Ma questo è solo l’inizio del viaggio di Dev.

Quando il suo migliore amico Arnold viene a trovarlo in Italia, parte di nuovo, con lui. Dev affronta un nuovo viaggio con il ruolo di “voce della coscienza” cercando di far entrare Arnold in contatto con il suo sé attraverso le nuove consapevolezze acquisite, mentre l’amico compie a sua volta un viaggio nei ricordi che lo mette a confronto con il suo Io passato.
La memoria lo trae in inganno e le sue illusioni amorose cedono.

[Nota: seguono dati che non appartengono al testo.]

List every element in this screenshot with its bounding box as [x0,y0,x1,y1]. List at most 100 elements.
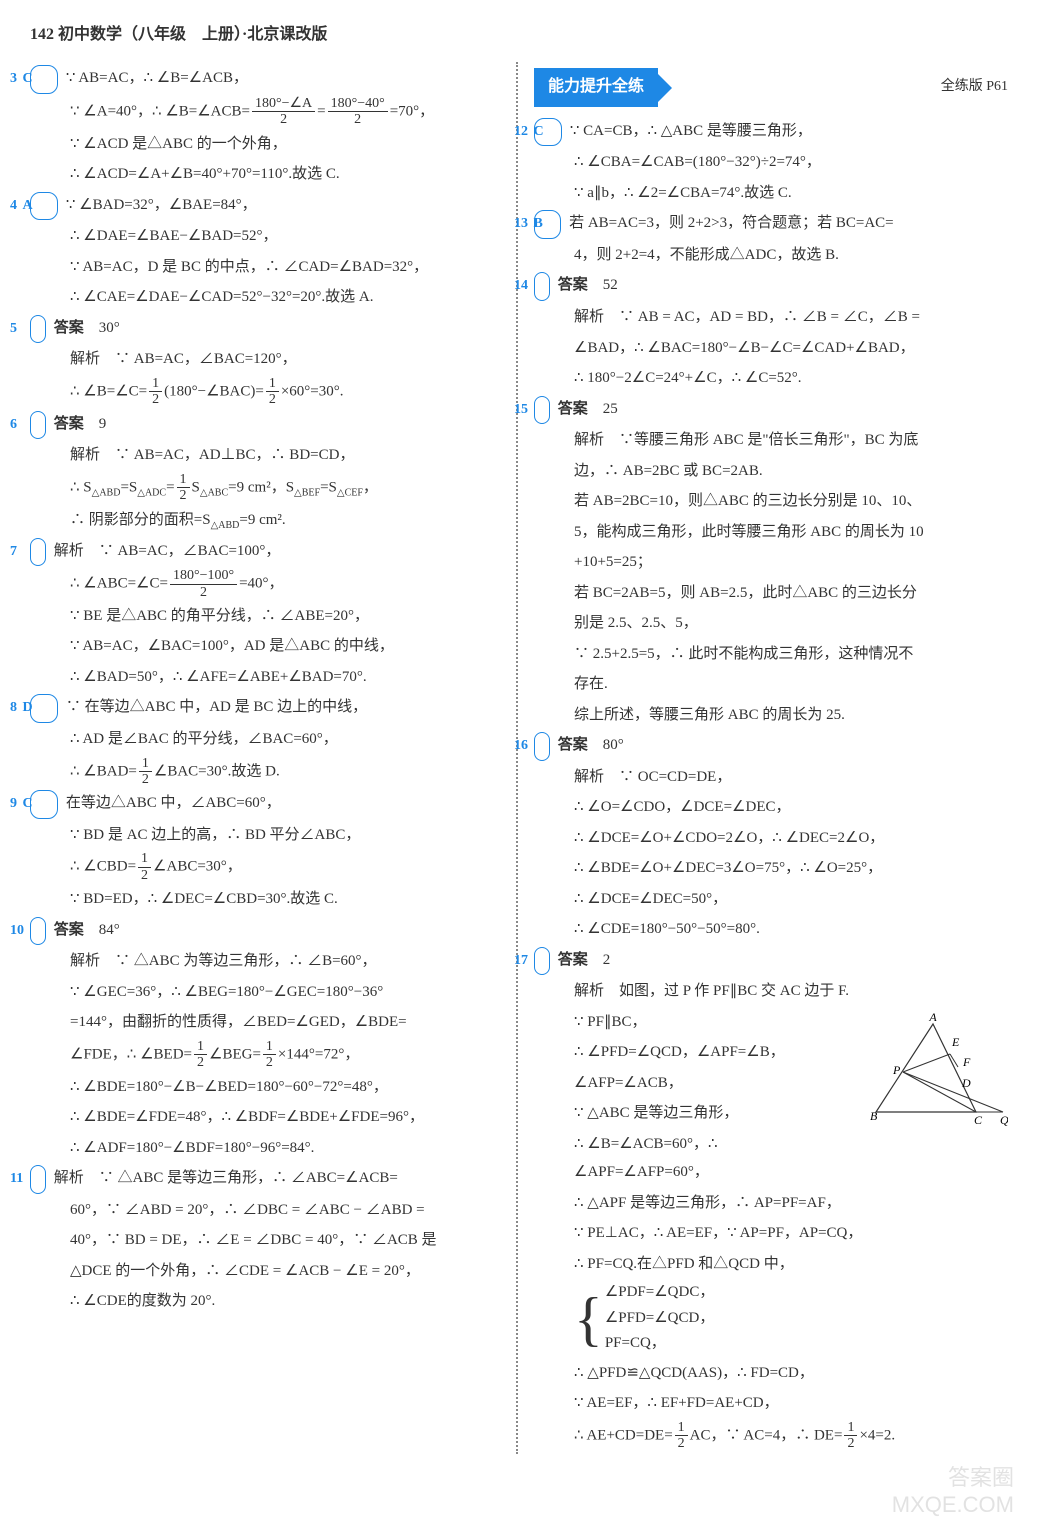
watermark: 答案圈 MXQE.COM [892,1465,1014,1518]
solution-line: {∠PDF=∠QDC，∠PFD=∠QCD，PF=CQ， [534,1280,1008,1357]
question-number: 5 [30,315,46,344]
solution-line: ∵ PE⊥AC，∴ AE=EF，∵ AP=PF，AP=CQ， [534,1219,1008,1248]
question-number: 7 [30,538,46,567]
svg-text:Q: Q [1000,1113,1008,1127]
solution-line: ∴ ∠ABC=∠C=180°−100°2=40°， [30,568,504,600]
question-number: 6 [30,411,46,440]
solution-line: 12 C ∵ CA=CB，∴ △ABC 是等腰三角形， [534,117,1008,147]
solution-line: ∴ ∠BAD=50°，∴ ∠AFE=∠ABE+∠BAD=70°. [30,663,504,692]
solution-line: ∴ ∠BDE=∠FDE=48°，∴ ∠BDF=∠BDE+∠FDE=96°， [30,1103,504,1132]
solution-line: 解析 ∵ AB=AC，AD⊥BC，∴ BD=CD， [30,441,504,470]
solution-line: ∴ ∠DCE=∠O+∠CDO=2∠O，∴ ∠DEC=2∠O， [534,824,1008,853]
solution-line: ∵ ∠ACD 是△ABC 的一个外角， [30,130,504,159]
solution-line: ∵ ∠A=40°，∴ ∠B=∠ACB=180°−∠A2=180°−40°2=70… [30,96,504,128]
svg-text:E: E [951,1035,960,1049]
svg-text:P: P [892,1063,901,1077]
banner-page-ref: 全练版 P61 [941,74,1008,101]
solution-line: ∴ ∠ACD=∠A+∠B=40°+70°=110°.故选 C. [30,160,504,189]
solution-line: 4，则 2+2=4，不能形成△ADC，故选 B. [534,241,1008,270]
banner-title: 能力提升全练 [534,68,658,106]
page-header: 142 初中数学（八年级 上册）·北京课改版 [30,20,1008,50]
solution-line: ∴ 180°−2∠C=24°+∠C，∴ ∠C=52°. [534,364,1008,393]
solution-line: ∴ ∠BDE=180°−∠B−∠BED=180°−60°−72°=48°， [30,1073,504,1102]
solution-line: ∴ ∠DCE=∠DEC=50°， [534,885,1008,914]
solution-line: ∴ △PFD≌△QCD(AAS)，∴ FD=CD， [534,1359,1008,1388]
answer-line: 14 答案 52 [534,271,1008,301]
solution-line: 60°，∵ ∠ABD = 20°，∴ ∠DBC = ∠ABC − ∠ABD = [30,1196,504,1225]
solution-line: ∴ ∠CBD=12∠ABC=30°， [30,851,504,883]
question-number: 14 [534,272,550,301]
solution-line: ∵ BD 是 AC 边上的高，∴ BD 平分∠ABC， [30,821,504,850]
answer-line: 10 答案 84° [30,916,504,946]
geometry-diagram: ABCPEFDQ [858,1012,1008,1143]
answer-line: 5 答案 30° [30,314,504,344]
solution-line: ∵ AB=AC，D 是 BC 的中点，∴ ∠CAD=∠BAD=32°， [30,253,504,282]
section-banner: 能力提升全练 全练版 P61 [534,68,1008,106]
solution-line: 解析 ∵ AB=AC，∠BAC=120°， [30,345,504,374]
question-number: 17 [534,947,550,976]
solution-line: ∵ ∠GEC=36°，∴ ∠BEG=180°−∠GEC=180°−36° [30,978,504,1007]
solution-line: ∵ 2.5+2.5=5，∴ 此时不能构成三角形，这种情况不 [534,640,1008,669]
solution-line: ∴ PF=CQ.在△PFD 和△QCD 中， [534,1250,1008,1279]
question-number: 3 C [30,65,58,94]
solution-line: 解析 ∵ OC=CD=DE， [534,763,1008,792]
solution-line: ∴ ∠O=∠CDO，∠DCE=∠DEC， [534,793,1008,822]
solution-line: ∴ ∠ADF=180°−∠BDF=180°−96°=84°. [30,1134,504,1163]
solution-line: ∵ BE 是△ABC 的角平分线，∴ ∠ABE=20°， [30,602,504,631]
svg-text:D: D [961,1076,971,1090]
columns: 3 C ∵ AB=AC，∴ ∠B=∠ACB，∵ ∠A=40°，∴ ∠B=∠ACB… [30,62,1008,1453]
solution-line: ∠FDE，∴ ∠BED=12∠BEG=12×144°=72°， [30,1039,504,1071]
svg-text:C: C [974,1113,983,1127]
solution-line: 5，能构成三角形，此时等腰三角形 ABC 的周长为 10 [534,518,1008,547]
solution-line: ∴ ∠DAE=∠BAE−∠BAD=52°， [30,222,504,251]
solution-line: ∴ ∠CDE=180°−50°−50°=80°. [534,915,1008,944]
solution-line: 解析 ∵ △ABC 为等边三角形，∴ ∠B=60°， [30,947,504,976]
solution-line: 存在. [534,670,1008,699]
answer-line: 16 答案 80° [534,731,1008,761]
solution-line: ∴ ∠BAD=12∠BAC=30°.故选 D. [30,756,504,788]
solution-line: ∠BAD，∴ ∠BAC=180°−∠B−∠C=∠CAD+∠BAD， [534,334,1008,363]
watermark-line1: 答案圈 [892,1465,1014,1491]
answer-line: 15 答案 25 [534,395,1008,425]
solution-line: ∴ ∠CDE的度数为 20°. [30,1287,504,1316]
question-number: 10 [30,917,46,946]
solution-line: ∴ AE+CD=DE=12AC，∵ AC=4，∴ DE=12×4=2. [534,1420,1008,1452]
answer-line: 17 答案 2 [534,946,1008,976]
solution-line: ∵ AB=AC，∠BAC=100°，AD 是△ABC 的中线， [30,632,504,661]
solution-line: 若 BC=2AB=5，则 AB=2.5，此时△ABC 的三边长分 [534,579,1008,608]
answer-line: 6 答案 9 [30,410,504,440]
solution-line: 解析 如图，过 P 作 PF∥BC 交 AC 边于 F. [534,977,1008,1006]
svg-text:F: F [962,1055,971,1069]
solution-line: 8 D ∵ 在等边△ABC 中，AD 是 BC 边上的中线， [30,693,504,723]
question-number: 13 B [534,210,561,239]
question-number: 8 D [30,694,58,723]
solution-line: 4 A ∵ ∠BAD=32°，∠BAE=84°， [30,191,504,221]
solution-line: 解析 ∵ AB = AC，AD = BD，∴ ∠B = ∠C，∠B = [534,303,1008,332]
solution-line: ∵ a∥b，∴ ∠2=∠CBA=74°.故选 C. [534,179,1008,208]
question-number: 4 A [30,192,58,221]
solution-line: ∵ BD=ED，∴ ∠DEC=∠CBD=30°.故选 C. [30,885,504,914]
banner-arrow-icon [658,74,672,102]
solution-line: 别是 2.5、2.5、5， [534,609,1008,638]
right-column: 能力提升全练 全练版 P61 12 C ∵ CA=CB，∴ △ABC 是等腰三角… [534,62,1008,1453]
solution-line: ∴ ∠B=∠C=12(180°−∠BAC)=12×60°=30°. [30,376,504,408]
question-number: 15 [534,396,550,425]
left-column: 3 C ∵ AB=AC，∴ ∠B=∠ACB，∵ ∠A=40°，∴ ∠B=∠ACB… [30,62,518,1453]
solution-line: 解析 ∵等腰三角形 ABC 是"倍长三角形"，BC 为底 [534,426,1008,455]
svg-text:B: B [870,1109,878,1123]
question-number: 9 C [30,790,58,819]
solution-line: 9 C 在等边△ABC 中，∠ABC=60°， [30,789,504,819]
solution-line: 11 解析 ∵ △ABC 是等边三角形，∴ ∠ABC=∠ACB= [30,1164,504,1194]
watermark-line2: MXQE.COM [892,1492,1014,1518]
solution-line: =144°，由翻折的性质得，∠BED=∠GED，∠BDE= [30,1008,504,1037]
solution-line: ∴ ∠BDE=∠O+∠DEC=3∠O=75°，∴ ∠O=25°， [534,854,1008,883]
solution-line: △DCE 的一个外角，∴ ∠CDE = ∠ACB − ∠E = 20°， [30,1257,504,1286]
solution-line: 综上所述，等腰三角形 ABC 的周长为 25. [534,701,1008,730]
solution-line: 7 解析 ∵ AB=AC，∠BAC=100°， [30,537,504,567]
solution-line: 边，∴ AB=2BC 或 BC=2AB. [534,457,1008,486]
solution-line: ∴ S△ABD=S△ADC=12S△ABC=9 cm²，S△BEF=S△CEF， [30,472,504,504]
solution-line: ∴ ∠CBA=∠CAB=(180°−32°)÷2=74°， [534,148,1008,177]
solution-line: ∴ 阴影部分的面积=S△ABD=9 cm². [30,506,504,535]
question-number: 11 [30,1165,46,1194]
solution-line: ∴ ∠CAE=∠DAE−∠CAD=52°−32°=20°.故选 A. [30,283,504,312]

Il viaggio, per Arnold, è una breve esperienza che lo riporta a New York e alla sua vita da single.
Anche Dev ripartirà presto, ma l’insaziabile viaggiatore non smette di scoprire: del viaggio fa parte anche il ritorno. Anzi, è il momento in cui lo spostamento trova un senso. Il suo rientro a New York è una scoperta nella scoperta, perché è tornato a casa arricchito dalle diversità con cui si è confrontato e che hanno dato un significato alla sua fuga dalla grande mela. Il viaggio in Italia gli ha dato nuovi occhi e questo gli permette di rivedere le precedenti abitudini newyorkesi e quelle acquisite in Italia in modo diverso. Ne rimane insoddisfatto.

«Ci vuole più coraggio e forza di carattere per fermarsi o addirittura per volgersi indietro che per andare avanti»3.

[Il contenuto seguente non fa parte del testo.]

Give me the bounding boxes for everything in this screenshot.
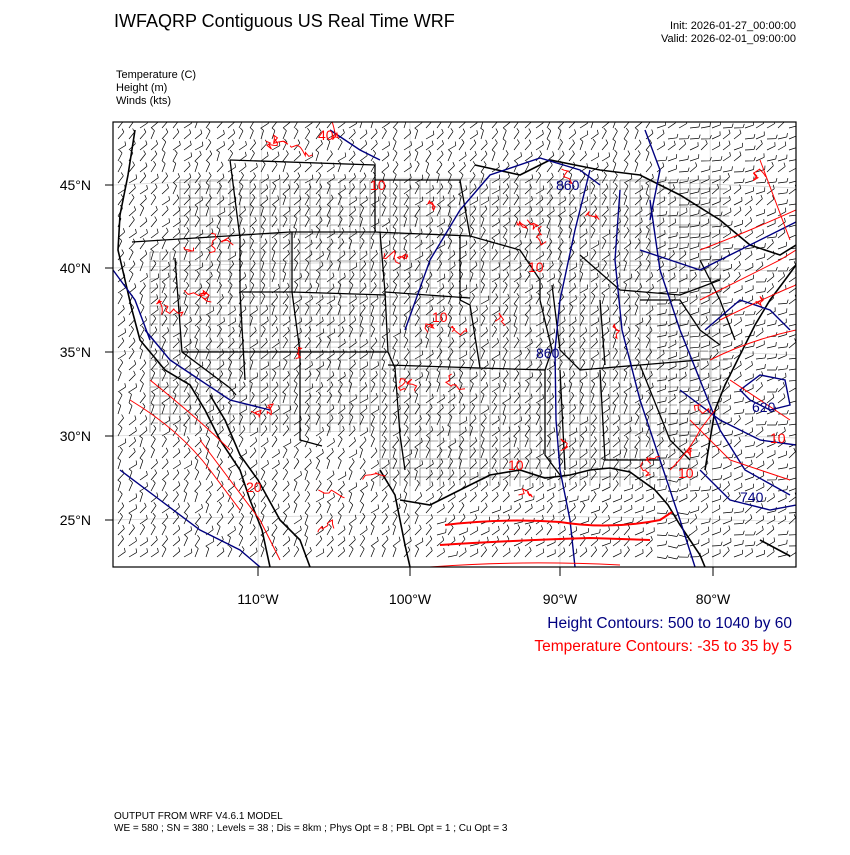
contour-labels: 860 860 620 740 40 10 10 10 10 10 10 20 [246, 127, 786, 505]
temp-label-1: 40 [318, 127, 334, 143]
axis-ticks [105, 184, 714, 576]
lat-label-25: 25°N [60, 512, 91, 528]
temperature-contour-squiggles [156, 122, 767, 533]
temp-label-6: 10 [770, 430, 786, 446]
height-contours [113, 129, 796, 567]
temperature-contours [129, 122, 796, 567]
temp-label-5: 10 [678, 465, 694, 481]
county-boundaries [149, 179, 730, 487]
temperature-contour-info: Temperature Contours: -35 to 35 by 5 [534, 638, 792, 655]
lon-label-110: 110°W [237, 591, 279, 607]
temp-label-4: 10 [508, 457, 524, 473]
height-label-2: 860 [536, 345, 560, 361]
graticule [113, 122, 796, 567]
state-boundaries [131, 159, 736, 476]
county-mesh [149, 179, 730, 487]
lon-label-100: 100°W [389, 591, 432, 607]
map-title: IWFAQRP Contiguous US Real Time WRF [114, 11, 455, 31]
legend-winds: Winds (kts) [116, 95, 171, 107]
map-layers: 860 860 620 740 40 10 10 10 10 10 10 20 [113, 122, 796, 567]
footer-config-line: WE = 580 ; SN = 380 ; Levels = 38 ; Dis … [114, 823, 508, 834]
legend-temperature: Temperature (C) [116, 69, 197, 81]
height-label-1: 860 [556, 177, 580, 193]
height-label-3: 620 [752, 399, 776, 415]
height-label-4: 740 [740, 489, 764, 505]
lat-label-45: 45°N [60, 177, 91, 193]
temp-label-8: 20 [246, 479, 262, 495]
legend-height: Height (m) [116, 82, 168, 94]
footer-model-line: OUTPUT FROM WRF V4.6.1 MODEL [114, 811, 283, 822]
temp-label-2: 10 [528, 259, 544, 275]
coastline [117, 129, 796, 567]
valid-time: Valid: 2026-02-01_09:00:00 [661, 33, 796, 45]
lat-label-35: 35°N [60, 344, 91, 360]
map-frame [112, 121, 797, 568]
temp-label-3: 10 [432, 309, 448, 325]
lon-label-80: 80°W [696, 591, 731, 607]
init-time: Init: 2026-01-27_00:00:00 [670, 20, 796, 32]
lon-label-90: 90°W [543, 591, 578, 607]
lat-label-40: 40°N [60, 260, 91, 276]
temp-label-7: 10 [370, 177, 386, 193]
lat-label-30: 30°N [60, 428, 91, 444]
height-contour-info: Height Contours: 500 to 1040 by 60 [547, 615, 792, 632]
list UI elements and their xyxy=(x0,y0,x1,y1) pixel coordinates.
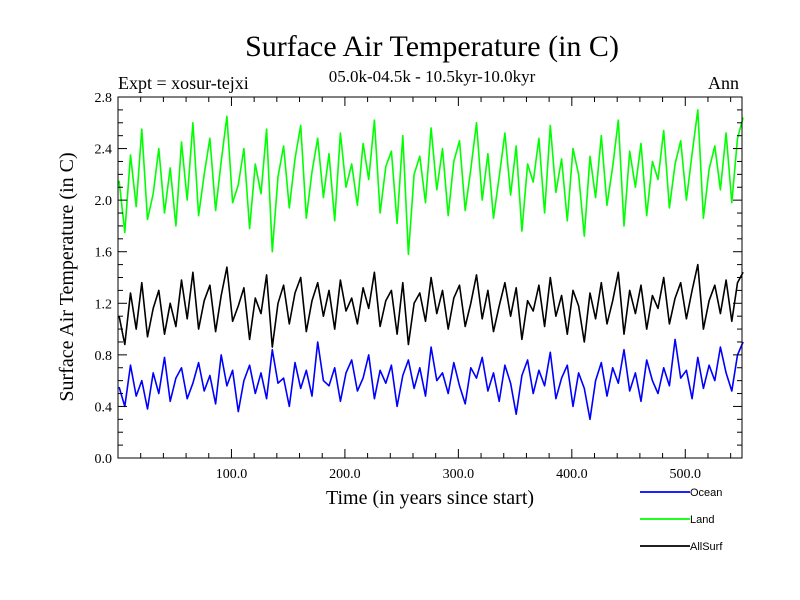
x-tick-label: 300.0 xyxy=(443,467,475,482)
chart-title: Surface Air Temperature (in C) xyxy=(245,30,619,63)
y-tick-label: 1.2 xyxy=(95,297,113,312)
y-tick-label: 1.6 xyxy=(95,246,113,261)
experiment-label: Expt = xosur-tejxi xyxy=(118,73,249,93)
series-line-allsurf xyxy=(118,263,744,348)
y-tick-label: 2.0 xyxy=(95,194,113,209)
y-axis-label: Surface Air Temperature (in C) xyxy=(56,152,78,401)
tick-label-layer: 100.0 200.0 300.0 400.0 500.0 0.0 0.4 0.8 1.2 1.6… xyxy=(95,91,702,482)
legend-label-allsurf: AllSurf xyxy=(690,541,723,553)
season-label: Ann xyxy=(708,73,739,93)
x-tick-label: 200.0 xyxy=(329,467,361,482)
x-tick-label: 500.0 xyxy=(670,467,702,482)
chart-subtitle: 05.0k-04.5k - 10.5kyr-10.0kyr xyxy=(329,67,536,86)
y-tick-label: 2.8 xyxy=(95,91,113,106)
x-tick-label: 400.0 xyxy=(556,467,588,482)
x-axis-label: Time (in years since start) xyxy=(326,487,534,509)
series-line-land xyxy=(118,109,744,256)
plot-frame xyxy=(117,96,743,459)
legend-label-land: Land xyxy=(690,514,714,526)
y-tick-label: 0.4 xyxy=(95,400,113,415)
y-tick-label: 2.4 xyxy=(95,143,113,158)
y-tick-label: 0.0 xyxy=(95,452,113,467)
x-tick-label: 100.0 xyxy=(216,467,248,482)
legend-label-ocean: Ocean xyxy=(690,487,722,499)
legend: Ocean Land AllSurf xyxy=(640,487,723,553)
y-tick-label: 0.8 xyxy=(95,349,113,364)
series-layer xyxy=(118,109,744,421)
axis-layer xyxy=(118,97,742,458)
series-line-ocean xyxy=(118,338,744,421)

Il nostro umano, troppo umano vive un altro viaggio alla scoperta di se stesso nella sua città natale. L’Italia lo raggiunge anche oltre oceano, con l’arrivo di Francesca, la nipote della proprietaria del pastificio in cui ha lavorato.

Francesca nel “nuovo mondo” è finalmente libera dalle responsabilità che le pesavano nel suo paese, libera di capire cosa davvero vuole, libera, finalmente, di ricongiungersi con il proprio sé. Con Dev supera i confini che si era imposta. Insieme, vivono l’ebbrezza del perdersi e lo stupore di ritrovare con l’altro loro stessi.
Un nuovo viaggio, uno sguardo a New York dall’alto di un elicottero mette chiarezza nei loro sentimenti e trasforma la città nota in una nuova meta da esplorare.

«Conosci te stesso è tutta la scienza. Solo alla fine della conoscenza di tutte le cose, l’uomo avrà conosciuto se stesso. Le cose infatti sono soltanto i limiti dell’uomo»4.

Se Arnold decide di tornare indietro e di sopire il suo desiderio di ricongiungersi con la donna che ha amato per una vita, rimanendo intrappolato nella realtà e nella negazione del ricordo, Francesca scopre a New York che ha rinunciato a se stessa per gli altri. Sarà capace di compiere il suo primo atto egoistico, scegliersi e reincontrare la propria soggettività?

E Dev sarà capace di costruire una vera relazione con Francesca, prendere delle decisioni e mettere in atto ciò che ha imparato dai numerosi viaggi fuori e dentro di sé, superando così la sua condizione di inettitudine, se pur con slancio superomistico?

«Per essere felici, quanto poco basta per essere felici!»5.

Probabilmente, progettare un nuovo viaggio.

 

Martina Crapanzano

Martina ama camminare, ma non ha una meta. Piano piano dalla Sicilia, terra in cui è nata, ha raggiunto Roma. Ha vissuto tre anni della sua vita tra metropolitana e università, ma ha ricominciato a camminare per dirigersi a Torino. Lì, tra una storia e un sorso di tè, ha viaggiato sull’autobus, perdendosi nei suoi sogni. Così è partita ancora: è andata a Treviso, dove nel weekend compie interminabili camminate lungo il Sile. Non sa ancora se si fermerà qui, ma adesso sa che può lasciar tutto e partire ancora. Camminando.
Scrive per Nuok da dicembre 2015, potendo unire le sue più grandi passioni: la scrittura e il viaggio.

 

NOTE:
1 F.W.Nietzsche, Così parlò Zarathustra, Incipit;
2 F.W.Nietzsche, La Gaia scienza, aforisma 289;
3 F.W.Nietzsche, La volontà di Potenza, aforisma 80a;
4 F.W.Nietzsche, Aurora, aforisma 48.
5 F.W.Nietzsche, Così parlò Zarathustra, Mezzogiorno.